Autor: Katarzyna Boni
Tytuł: Ganbare. Warsztaty umierania
Wydawnictwo: Agora 
Rok wydania: 2016
Liczba stron: 304
Gatunek: literatura faktu 






Uwielbiam reportaże. W każdej postaci i na każdy temat. Dobrze wiedziałam, że to jedynie kwestia czasu, zanim sięgnę po powieść Katarzyny Boni. Kusi mnie ta odległa Japonia, ta specyfika kultury i dziwactwo kryjące się w obyczajach. A ich spojrzenie na śmierć? Warsztaty umierania? Czy można na takie kwestie pozostać obojętnym?

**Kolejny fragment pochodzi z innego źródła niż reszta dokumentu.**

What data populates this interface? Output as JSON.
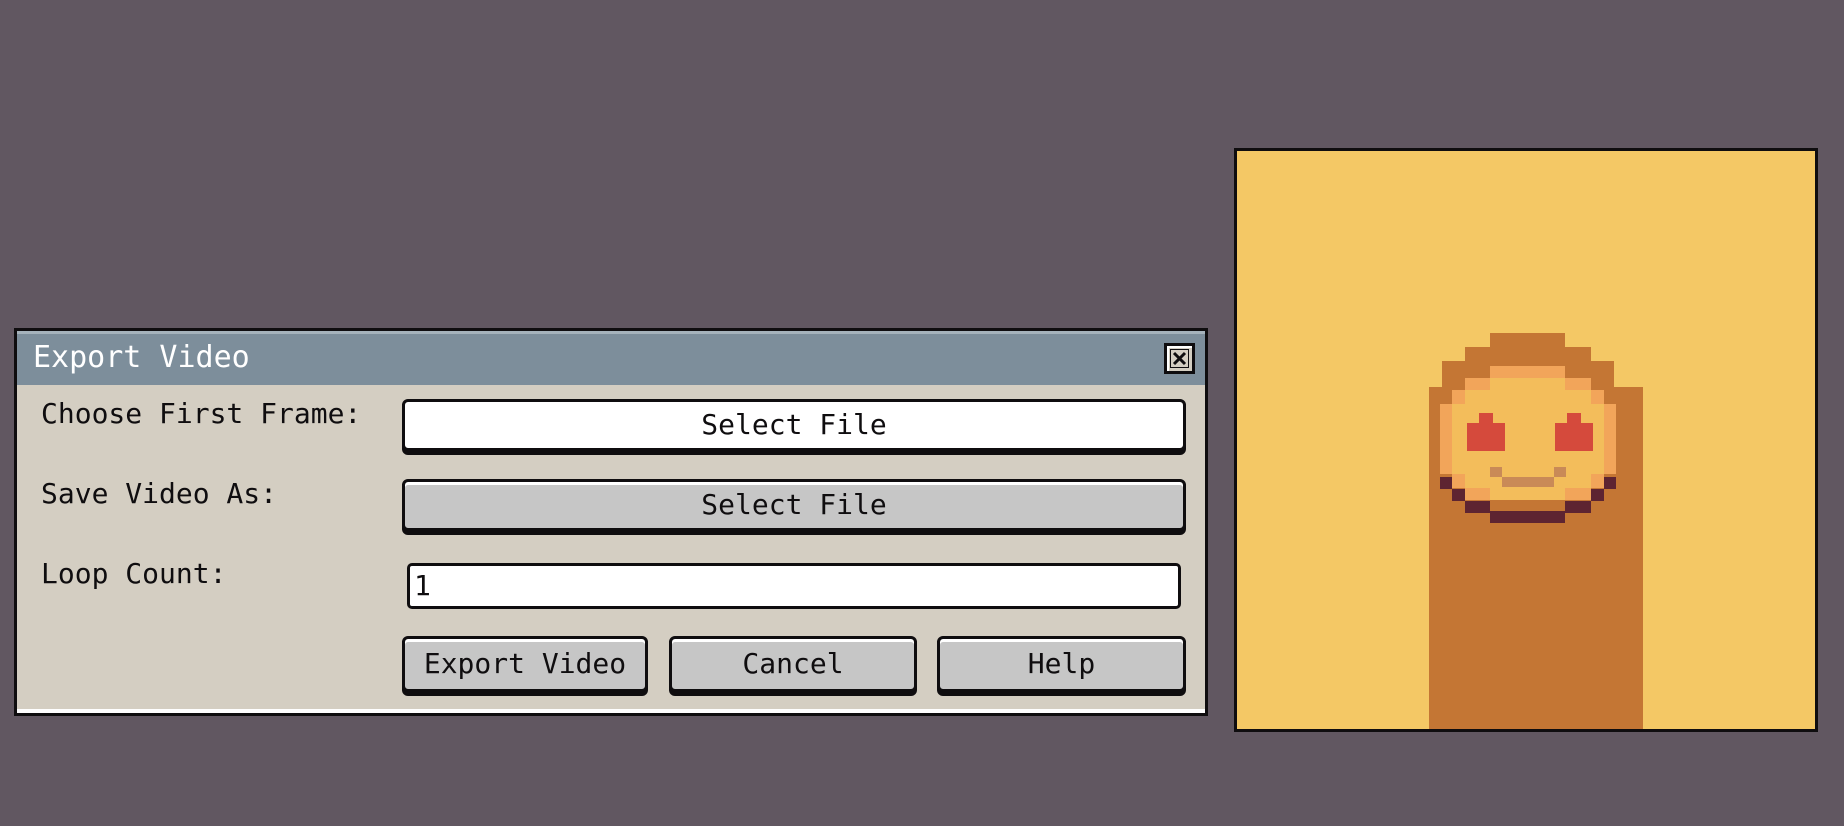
{
  "dialog": {
    "title": "Export Video",
    "close_icon": "close-x-icon",
    "first_frame_label": "Choose First Frame:",
    "first_frame_button": "Select File",
    "save_as_label": "Save Video As:",
    "save_as_button": "Select File",
    "loop_count_label": "Loop Count:",
    "loop_count_value": "1",
    "export_button": "Export Video",
    "cancel_button": "Cancel",
    "help_button": "Help"
  },
  "preview": {
    "image": "pixel-smiley-character-icon",
    "colors": {
      "background": "#f4c865",
      "body": "#c47634",
      "face": "#f3bd5b",
      "face_rim": "#f2a55a",
      "eyes": "#d54a3c",
      "mouth": "#c98a57",
      "shadow": "#5e2431"
    }
  },
  "colors": {
    "desktop": "#615761",
    "titlebar": "#7d8e9b",
    "dialog_body": "#d4cec2"
  }
}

11 marca 2011 roku w Japonii miały miejsce kolejno trzęsienie ziemi, potężne tsunami oraz awaria elektrowni atomowej. W wyniku tych wydarzeń śmierć poniosły tysiące ludzi, drugie tyle straciło bliskich, dach nad głową, pracę, normalne życie. Mówi się, że czas leczy rany, że z upływem lat wszystko powoli wraca do normy, że do bólu można się przyzwyczaić, a cierpienie oswoić. Jak wygląda to wśród Japończyków? Jak radzą sobie ze stratą i śmiercią?




W tym intrygującym reportażu Katarzyna Boni pokazuje, jak ten niezwykły kraj podnosi się po tragediach, jakie go spotkały. Jak małymi krokami walczy o lepsze jutro, z trudem godząc się na poharatane dziś. Szczątki bliskich, gruzy domów, kredyty za utracone gospodarstwa i firmy czy napromieniowane tereny, na które nie można wrócić. Aż ciężko uwierzyć, że jeden dzień, przed kilku laty, mógł wywrócić życie całego kraju do góry nogami.


Boni przedstawia te przerażające fakty, jednak w najbardziej emocjonalny i trafiający w serce czytelnika sposób- rozmawiając z ludźmi, przekazując nam ich historie. Kartki jej reportażu po brzegi wypełniają ludzkie dramaty, które mimo upływu czasu nie tracą na aktualności. Głębia wypowiedzi jej bohaterów, kapiące podczas rozmów łzy, trudy pogodzenia się z tym, co ich spotkało- to wszystko Boni przelała na strony kolejnych rozdziałów.



Każda z tych historii na nowo zaskakuje siłą rozpaczy i tęsknoty. Pragnieniem, by choć na chwilę powrócić do tego, co było i co zostało utracone, choć niezapomniane. Tak wielu straciło życie, a ci, którzy zostali wydają się tracić jeszcze więcej. Są niczym żywe trupy, każdego dnia próbujące zrozumieć, jak dalej żyć, dlaczego to akurat im przyszło witać nowy dzień. Może dlatego życie tak bardzo przeplata się ze śmiercią, a przerażające duchy i jeszcze okropniejsze sny raz po raz próbują zawłaszczyć sobie te resztki życia.

Japończycy, którzy o śmierć otarli się tak mocno, patrzą na nią w zupełnie inny sposób. Oswajają się z nią, przejście na drugą stronę traktując jak jeden z wielu nieuniknionych procesów. Przed śmiercią wypełniają dzienniki, szczegółowo opisując, co ma się stać z ich rzeczami po śmierci, drobiazgowo planują pogrzeby, wykonują przedśmiertnie zdjęcia do trumny, piszą listy pożegnalne do najbliższych, które latami czekają i kładą się w trumnach, by się przekonać, jakie to uczucie. To zjawisko planowania śmierci i bliskiego z nią obcowania staje się coraz częstsze i coraz normalniejsze, zarówno wśród młodszych, jak i starszych.

Nie raz i nie dwa słyszałam o dziwnych obyczajach w Japonii i specyfice ich kultury, zaskakującej na każdym kroku. I podczas tej lektury wielokrotnie nie mogłam nadziwić się opisywanym faktom. Jednak dziś, kilka dni po skończeniu książki, nabrałam pewnego dystansu, spoglądając na te rzeczy inaczej. Może to wcale nie takie dziwne w miejscu, które doświadczyło tak wiele. Może ta bliskość śmierci wydaje się bardziej nieunikniona, po tym, jak jednego dnia, nieoczekiwanie, przyszła po tysiące mieszkańców?    

To jedna z tych książek, którym szczególnie warto poświęcić uwagę. Dająca do myślenia i skłaniająca do wyciągania wniosków. Serdecznie polecam.